Phylogenetic analysis of E1-like protein homologues

The sequence selection from Zaremba-Niedzwiedzka et al.28 (based on Burroughs et al.38) was used as a backbone to distinguish between E1-like families. E1-like candidates within the clusters were identified based on the presence of the IPR000594 InterPro domains and added to the backbone. Sequences were aligned using mafft-linsi (--reorder)57 and a quick phylogeny was inferred using FastTree (-lg)59. This phylogeny was used to manually remove repeated sequences and long-branches. The remaining sequences were aligned and trimmed (232 sites) using maft-linsi (--reorder)57 and trimAl (version 1.4.rev15, --gappyout)60 respectively. Iqtree61 was used to test the evolutionary models and reconstruct the phylogeny (version 1.5.3, -m TESTNEW –mset LG –madd LG + C20,LG + C30, LG + C40,LG + C50, LG + C60 –bb 1000). The model selected by iqtree was LG + R8.
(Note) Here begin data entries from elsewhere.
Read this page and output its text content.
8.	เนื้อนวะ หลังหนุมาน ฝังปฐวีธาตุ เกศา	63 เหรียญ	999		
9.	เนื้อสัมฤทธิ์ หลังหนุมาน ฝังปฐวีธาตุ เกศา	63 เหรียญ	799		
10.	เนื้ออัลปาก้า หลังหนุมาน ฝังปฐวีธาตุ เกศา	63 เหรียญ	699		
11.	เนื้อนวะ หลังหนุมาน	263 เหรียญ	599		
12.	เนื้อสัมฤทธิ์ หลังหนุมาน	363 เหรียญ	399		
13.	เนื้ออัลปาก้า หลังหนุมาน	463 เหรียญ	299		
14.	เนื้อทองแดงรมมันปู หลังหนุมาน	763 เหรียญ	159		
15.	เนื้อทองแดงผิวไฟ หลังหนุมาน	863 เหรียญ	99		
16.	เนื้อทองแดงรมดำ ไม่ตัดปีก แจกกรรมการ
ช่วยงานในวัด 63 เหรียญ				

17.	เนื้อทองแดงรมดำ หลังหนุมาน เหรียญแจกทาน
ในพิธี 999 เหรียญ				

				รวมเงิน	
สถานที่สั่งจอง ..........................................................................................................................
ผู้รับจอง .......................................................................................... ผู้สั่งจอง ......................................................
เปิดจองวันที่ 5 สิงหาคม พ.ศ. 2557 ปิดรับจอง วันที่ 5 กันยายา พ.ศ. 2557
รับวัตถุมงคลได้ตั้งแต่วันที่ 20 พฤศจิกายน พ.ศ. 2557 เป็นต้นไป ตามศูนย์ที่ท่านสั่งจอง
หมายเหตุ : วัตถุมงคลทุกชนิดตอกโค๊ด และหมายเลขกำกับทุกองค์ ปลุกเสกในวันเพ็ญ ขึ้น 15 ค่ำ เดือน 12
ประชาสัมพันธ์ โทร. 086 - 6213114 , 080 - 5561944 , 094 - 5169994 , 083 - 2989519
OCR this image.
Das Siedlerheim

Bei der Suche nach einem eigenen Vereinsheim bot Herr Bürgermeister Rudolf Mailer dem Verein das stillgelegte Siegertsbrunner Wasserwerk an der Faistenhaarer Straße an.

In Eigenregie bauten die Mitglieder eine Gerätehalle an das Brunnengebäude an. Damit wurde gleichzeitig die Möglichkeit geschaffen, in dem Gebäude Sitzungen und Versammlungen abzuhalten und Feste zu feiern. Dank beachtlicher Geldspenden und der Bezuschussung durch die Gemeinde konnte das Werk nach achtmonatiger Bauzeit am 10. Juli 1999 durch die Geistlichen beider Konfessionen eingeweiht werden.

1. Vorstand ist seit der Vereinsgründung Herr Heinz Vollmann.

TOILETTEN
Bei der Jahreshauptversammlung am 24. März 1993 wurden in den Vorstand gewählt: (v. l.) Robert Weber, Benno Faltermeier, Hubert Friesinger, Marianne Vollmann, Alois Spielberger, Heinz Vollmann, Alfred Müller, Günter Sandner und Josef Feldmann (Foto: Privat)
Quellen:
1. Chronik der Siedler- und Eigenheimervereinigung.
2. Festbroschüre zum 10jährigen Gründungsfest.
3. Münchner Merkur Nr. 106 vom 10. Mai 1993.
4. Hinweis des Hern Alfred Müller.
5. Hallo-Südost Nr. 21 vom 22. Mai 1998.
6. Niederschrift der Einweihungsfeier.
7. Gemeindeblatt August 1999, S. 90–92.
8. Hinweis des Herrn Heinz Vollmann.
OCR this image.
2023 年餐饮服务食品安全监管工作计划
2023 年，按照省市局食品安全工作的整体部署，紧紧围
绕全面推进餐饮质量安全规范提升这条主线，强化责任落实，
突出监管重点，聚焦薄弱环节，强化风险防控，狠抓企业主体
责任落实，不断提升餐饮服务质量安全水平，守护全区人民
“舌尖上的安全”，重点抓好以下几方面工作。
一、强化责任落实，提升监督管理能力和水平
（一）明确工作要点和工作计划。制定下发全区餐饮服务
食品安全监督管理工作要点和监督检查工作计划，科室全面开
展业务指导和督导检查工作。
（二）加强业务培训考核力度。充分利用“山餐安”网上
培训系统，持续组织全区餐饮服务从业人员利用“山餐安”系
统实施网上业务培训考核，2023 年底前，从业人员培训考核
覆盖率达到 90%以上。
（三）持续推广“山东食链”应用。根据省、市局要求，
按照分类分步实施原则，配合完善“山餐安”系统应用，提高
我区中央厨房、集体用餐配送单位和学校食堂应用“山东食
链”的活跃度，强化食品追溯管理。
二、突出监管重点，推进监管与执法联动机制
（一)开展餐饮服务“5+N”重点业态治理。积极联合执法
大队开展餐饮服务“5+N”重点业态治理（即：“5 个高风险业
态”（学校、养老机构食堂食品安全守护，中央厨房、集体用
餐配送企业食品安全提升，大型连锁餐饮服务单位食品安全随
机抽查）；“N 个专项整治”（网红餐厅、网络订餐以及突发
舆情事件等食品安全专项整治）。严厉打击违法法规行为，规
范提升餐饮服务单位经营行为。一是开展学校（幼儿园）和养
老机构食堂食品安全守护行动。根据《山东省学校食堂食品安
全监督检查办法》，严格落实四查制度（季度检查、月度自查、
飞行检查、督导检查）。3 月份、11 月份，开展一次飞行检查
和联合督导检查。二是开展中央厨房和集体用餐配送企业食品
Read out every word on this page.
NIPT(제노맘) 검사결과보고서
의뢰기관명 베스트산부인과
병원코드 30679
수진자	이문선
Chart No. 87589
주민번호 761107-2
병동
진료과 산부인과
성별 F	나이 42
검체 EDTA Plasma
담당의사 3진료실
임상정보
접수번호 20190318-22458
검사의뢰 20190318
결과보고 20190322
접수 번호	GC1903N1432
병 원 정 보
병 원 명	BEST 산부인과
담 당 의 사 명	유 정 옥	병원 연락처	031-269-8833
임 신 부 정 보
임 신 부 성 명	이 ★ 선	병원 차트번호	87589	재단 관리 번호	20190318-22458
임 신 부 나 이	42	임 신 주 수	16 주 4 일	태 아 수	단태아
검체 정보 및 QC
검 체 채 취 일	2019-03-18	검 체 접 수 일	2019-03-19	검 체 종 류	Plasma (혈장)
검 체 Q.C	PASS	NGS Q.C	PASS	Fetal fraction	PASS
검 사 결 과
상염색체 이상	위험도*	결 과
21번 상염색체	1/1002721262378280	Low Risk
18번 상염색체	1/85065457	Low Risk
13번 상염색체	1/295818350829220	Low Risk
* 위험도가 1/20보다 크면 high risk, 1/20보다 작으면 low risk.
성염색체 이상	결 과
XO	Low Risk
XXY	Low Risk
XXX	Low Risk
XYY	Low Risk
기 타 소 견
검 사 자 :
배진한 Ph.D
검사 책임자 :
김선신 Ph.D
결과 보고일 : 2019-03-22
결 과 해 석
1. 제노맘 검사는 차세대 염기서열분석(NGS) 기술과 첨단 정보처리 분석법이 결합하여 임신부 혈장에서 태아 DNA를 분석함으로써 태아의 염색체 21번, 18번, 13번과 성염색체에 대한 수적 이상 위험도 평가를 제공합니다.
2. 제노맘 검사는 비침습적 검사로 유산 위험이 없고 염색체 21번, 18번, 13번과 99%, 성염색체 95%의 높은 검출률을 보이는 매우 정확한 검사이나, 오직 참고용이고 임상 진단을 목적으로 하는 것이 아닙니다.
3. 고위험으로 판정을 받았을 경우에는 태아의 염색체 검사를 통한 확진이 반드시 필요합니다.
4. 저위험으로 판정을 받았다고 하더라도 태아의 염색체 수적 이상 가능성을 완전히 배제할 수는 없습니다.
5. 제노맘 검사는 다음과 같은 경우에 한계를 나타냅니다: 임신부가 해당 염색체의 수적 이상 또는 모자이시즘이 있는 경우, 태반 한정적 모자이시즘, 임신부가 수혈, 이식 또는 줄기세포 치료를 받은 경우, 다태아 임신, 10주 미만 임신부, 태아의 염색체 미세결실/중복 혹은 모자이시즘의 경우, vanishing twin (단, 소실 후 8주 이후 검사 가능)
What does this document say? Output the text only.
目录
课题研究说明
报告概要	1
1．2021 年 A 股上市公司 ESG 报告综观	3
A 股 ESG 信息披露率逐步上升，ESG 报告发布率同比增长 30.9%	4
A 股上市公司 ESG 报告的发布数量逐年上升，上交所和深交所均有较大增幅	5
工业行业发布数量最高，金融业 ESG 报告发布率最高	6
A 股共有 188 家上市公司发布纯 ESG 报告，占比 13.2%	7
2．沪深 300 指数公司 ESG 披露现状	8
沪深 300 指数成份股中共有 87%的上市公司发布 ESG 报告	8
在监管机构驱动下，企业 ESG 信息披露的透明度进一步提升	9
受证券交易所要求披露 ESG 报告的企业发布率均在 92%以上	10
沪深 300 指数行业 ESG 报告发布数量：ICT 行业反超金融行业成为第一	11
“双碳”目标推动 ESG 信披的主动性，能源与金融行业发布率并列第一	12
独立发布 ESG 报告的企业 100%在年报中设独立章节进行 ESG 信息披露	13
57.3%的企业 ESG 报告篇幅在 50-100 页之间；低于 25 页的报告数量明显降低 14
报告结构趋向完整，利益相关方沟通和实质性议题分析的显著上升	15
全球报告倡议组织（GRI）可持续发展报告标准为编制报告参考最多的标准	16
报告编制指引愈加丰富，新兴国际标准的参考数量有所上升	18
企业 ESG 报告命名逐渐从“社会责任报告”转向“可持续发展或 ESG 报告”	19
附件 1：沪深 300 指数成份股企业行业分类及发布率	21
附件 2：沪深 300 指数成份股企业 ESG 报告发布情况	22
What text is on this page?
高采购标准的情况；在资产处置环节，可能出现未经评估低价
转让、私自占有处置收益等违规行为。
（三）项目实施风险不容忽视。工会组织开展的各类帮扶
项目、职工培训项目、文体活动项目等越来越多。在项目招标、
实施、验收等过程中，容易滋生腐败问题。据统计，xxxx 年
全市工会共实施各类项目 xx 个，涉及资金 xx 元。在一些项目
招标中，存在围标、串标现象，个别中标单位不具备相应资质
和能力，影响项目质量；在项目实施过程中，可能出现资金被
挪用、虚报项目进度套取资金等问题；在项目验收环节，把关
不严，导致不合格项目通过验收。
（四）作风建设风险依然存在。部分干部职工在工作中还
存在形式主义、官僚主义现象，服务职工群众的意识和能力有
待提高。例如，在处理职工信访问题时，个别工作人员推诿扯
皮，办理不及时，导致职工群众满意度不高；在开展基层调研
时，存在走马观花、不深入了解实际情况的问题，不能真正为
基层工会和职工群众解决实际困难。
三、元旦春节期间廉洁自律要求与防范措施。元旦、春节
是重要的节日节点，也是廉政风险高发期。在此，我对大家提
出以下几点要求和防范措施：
Phylogenetic analysis of E2-like protein homologues

Proteins containing the InterPro domain IPR000608 were downloaded from UniProt. In order to reduce the amount of data, sequences with more than 90% of identity were removed in the case of bacterial, viral, eukaryotic and metagenomes sequences and, in the case of the eukaryotic sequences, just the ones marked as “reviewed” were considered. Sequences were aligned using mafft-linsi (--reorder)57 and a quick phylogeny was inferred using FastTree (-lg)59. This phylogeny and alignment were used to manually remove repeated sequences, long-branches and more distant homologous. The remaining sequences were aligned using maft-linsi (--reorder)57. Ambiguous aligned-sites at the ends were manually removed and the resulting alignment was further trimmed using trimAl (--gappyout)60 (141 sites). Iqtree61 was used to test the evolutionary models and reconstruct the phylogeny (-m TESTNEW –mset LG –madd LG + C20,LG + C30, LG + C40,LG + C50, LG + C60 –bb 1000). The model selected by iqtree was LG + R6.

Data availability

The data that support the findings of this study are included in this published article (and its Supplementary Information files) or available from the corresponding author upon reasonable request.